Accounting yourself and others for : Accountability
I often would think about what accountability looks like and how it feels. I would try to even my odds and right my wrongs, by distancing myself from my mistakes and others. Running from any and everything that felt unsafe. I felt I didn’t have enough placement in my truth. Can you hold yourself and others accountable if you don’t know? How can you grow without question your behavior and others? I urge us to seek accountability for ourselves and others. I urge up to re-write what’s wrong to make it right. Because we are society. We create what’s right and wrong. We place things in places they don’t belong. To resit running from a truth that’s inescapable. It’s too easy to tell people to take responsibility yet not hold them accountable for their actions and reactions. But, there is justice in learning to unlearn conditioned behavior and societal norms.
We should’t just hold those we don’t care about accountable. Lots of times the disconnect is that we tend to only want to hold people we don’t connect with accountable. We must hold those who we connect and disconnect with accountable. Everyone should be held accountable. We should be held accountable too. And so should the people who are near and dear to us.
We say we love people in our lives but what does that mean? We are taught about loyalty and sticking by our friends, partners, co workers, bosses , loved ones , etc…
We talk about : Loyalty, Loyalty is to protect people we care about. But this doesn’t mean we should coddle them. This doesn’t mean we should banish their wrong doings.
Instead? We hold them accountable. Without accountability? the modifications implemented will only somewhat be successful. that’s if even the modifications are successful.
it doesn’t feel right to be told you are wrong. Yet remember in order to make it right? You have to be told when you are wrong.
Calling out people and holding them accountable isn’t persecuting them. It isn’t an attack either. It could also be looked as protecting them from making the same choices + mistakes. The best way to protect people you care about? Is to correct them.
This maybe why many feel one call out is enough. They look at calling out as a form of punishment, rather than to look at it for what it is: accountability. Accountability is not punishment it’s responsibility. Responsibility is not punishment. It’s reinforcement. We all need reinforcement to stay aligned.
Accountability is never a one time thing. Being held accountable is constant. Accountability impacts and ENHANCES a person.
We are not accountable for others actions however we are accountable for calling them out about their actions.
Their actions aren’t our actions yet our reactions can help them from acting / behaving that way again.

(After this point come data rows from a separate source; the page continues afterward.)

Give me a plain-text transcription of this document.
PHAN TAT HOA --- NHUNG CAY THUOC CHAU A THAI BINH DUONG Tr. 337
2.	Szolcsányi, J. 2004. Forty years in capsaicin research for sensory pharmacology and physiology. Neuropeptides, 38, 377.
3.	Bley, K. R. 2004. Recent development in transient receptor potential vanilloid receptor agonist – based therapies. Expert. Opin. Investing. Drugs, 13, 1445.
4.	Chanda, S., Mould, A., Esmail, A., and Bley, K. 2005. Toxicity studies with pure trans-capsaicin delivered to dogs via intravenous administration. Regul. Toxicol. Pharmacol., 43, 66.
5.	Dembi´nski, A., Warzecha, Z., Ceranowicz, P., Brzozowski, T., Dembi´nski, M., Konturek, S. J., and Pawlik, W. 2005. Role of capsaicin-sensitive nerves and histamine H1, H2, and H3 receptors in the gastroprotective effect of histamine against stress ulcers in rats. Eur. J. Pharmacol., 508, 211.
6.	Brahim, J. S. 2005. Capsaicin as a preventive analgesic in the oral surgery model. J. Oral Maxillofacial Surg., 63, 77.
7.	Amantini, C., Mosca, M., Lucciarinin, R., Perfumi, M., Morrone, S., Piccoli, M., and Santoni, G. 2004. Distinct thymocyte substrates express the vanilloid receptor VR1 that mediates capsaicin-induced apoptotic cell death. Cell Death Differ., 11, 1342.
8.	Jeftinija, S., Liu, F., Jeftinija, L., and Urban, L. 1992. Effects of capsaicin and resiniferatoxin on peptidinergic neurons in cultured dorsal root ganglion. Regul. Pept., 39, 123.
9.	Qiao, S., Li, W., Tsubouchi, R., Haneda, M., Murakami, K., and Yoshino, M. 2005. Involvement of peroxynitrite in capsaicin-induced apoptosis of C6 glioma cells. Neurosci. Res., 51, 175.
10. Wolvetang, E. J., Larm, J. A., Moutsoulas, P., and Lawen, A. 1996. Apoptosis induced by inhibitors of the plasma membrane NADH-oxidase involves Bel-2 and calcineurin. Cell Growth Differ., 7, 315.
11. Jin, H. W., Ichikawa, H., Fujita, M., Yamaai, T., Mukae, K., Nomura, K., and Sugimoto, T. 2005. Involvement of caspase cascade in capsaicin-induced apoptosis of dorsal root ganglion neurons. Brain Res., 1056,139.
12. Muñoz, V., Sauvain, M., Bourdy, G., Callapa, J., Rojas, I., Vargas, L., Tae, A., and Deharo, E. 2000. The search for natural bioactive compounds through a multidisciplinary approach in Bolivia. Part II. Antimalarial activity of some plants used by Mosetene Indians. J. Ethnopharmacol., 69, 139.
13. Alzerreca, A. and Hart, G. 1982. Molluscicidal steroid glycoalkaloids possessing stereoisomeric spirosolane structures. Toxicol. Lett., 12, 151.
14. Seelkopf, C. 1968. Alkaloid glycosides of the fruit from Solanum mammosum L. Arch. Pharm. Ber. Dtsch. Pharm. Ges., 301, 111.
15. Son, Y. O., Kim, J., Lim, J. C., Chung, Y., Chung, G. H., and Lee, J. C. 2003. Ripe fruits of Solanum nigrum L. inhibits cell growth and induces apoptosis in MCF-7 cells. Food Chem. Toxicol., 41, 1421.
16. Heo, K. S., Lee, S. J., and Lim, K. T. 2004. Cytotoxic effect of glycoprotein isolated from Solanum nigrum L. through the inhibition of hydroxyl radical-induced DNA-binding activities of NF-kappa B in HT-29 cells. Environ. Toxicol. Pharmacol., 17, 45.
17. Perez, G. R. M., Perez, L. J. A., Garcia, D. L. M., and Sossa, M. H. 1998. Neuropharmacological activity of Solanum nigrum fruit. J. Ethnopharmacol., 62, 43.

Often times we see people we know/ look up to/ love/ respect get called out for their wrong doings. So lots of our coping mechanisms is run to defend them. We feel at peace when the people we connect with are loved and well protected. it’s a momentary psychological relief. So defending them? should’t always the first response we give. Especially when that person has harmed someone else. Accountability is what we should give. Unacceptability to that behavior is what we should give.
This is why It becomes harder to hold those who have a bigger following, a bigger system of support, a bigger platform accountable. they are grated with the power of others doing their work for them. Their fans, friends and family come as one to stick out the criticism, the negative reinforcement, the backlash, the truth. They see these things as act of punishment for their behavior rather than what it is : ACCOUNTABILITY
When we rush to defend people? We provide them power when we rush to their aid. pushing them to what they should’t do ; watch in silence.Then their fans, friends, etc began to do the work for them. They become a bystander to their own responsibility. Silence is not the correct placement when you have wronged others. Own it is. Be accountable? Is.
Then? Sometimes an apology is given. It’s important to remember an apology isn’t going to be met with forgiveness. Forgiveness shouldn’t be the first thing the person apologizing is expecting. The best apology is an active apology. Which means working at and on your accountability.
Sometimes someone can be forgiven. Lots of times forgiveness may never be granted. Do not let forgiveness be the main motivator when giving an apology. It’s not about being forgiven. It’s about making sure the person you have wronged healing.
You should seek healing too. By working on yourself. By making sure the people in your life hold you accountable. In order for the people in your life to hold you accountable? You have to make space and a place to be corrected. Remember not to project your anger with your self onto those who are correcting you.
It is also important to make sure you hold YOU accountable.
It’s important to make sure the people you hold accountable know what they did wrong. Its also important to let them know what they did right and how they can work to make sure they don’t make the same or similar CHOICES.
I encourage myself and others to take our own blame and look within rather than projecting it on and into others. I confront what I am being called out for. I make sure I don’t deflect. I respect myself and others boundaries by listening so I can learn and love better. So I can do better by being better.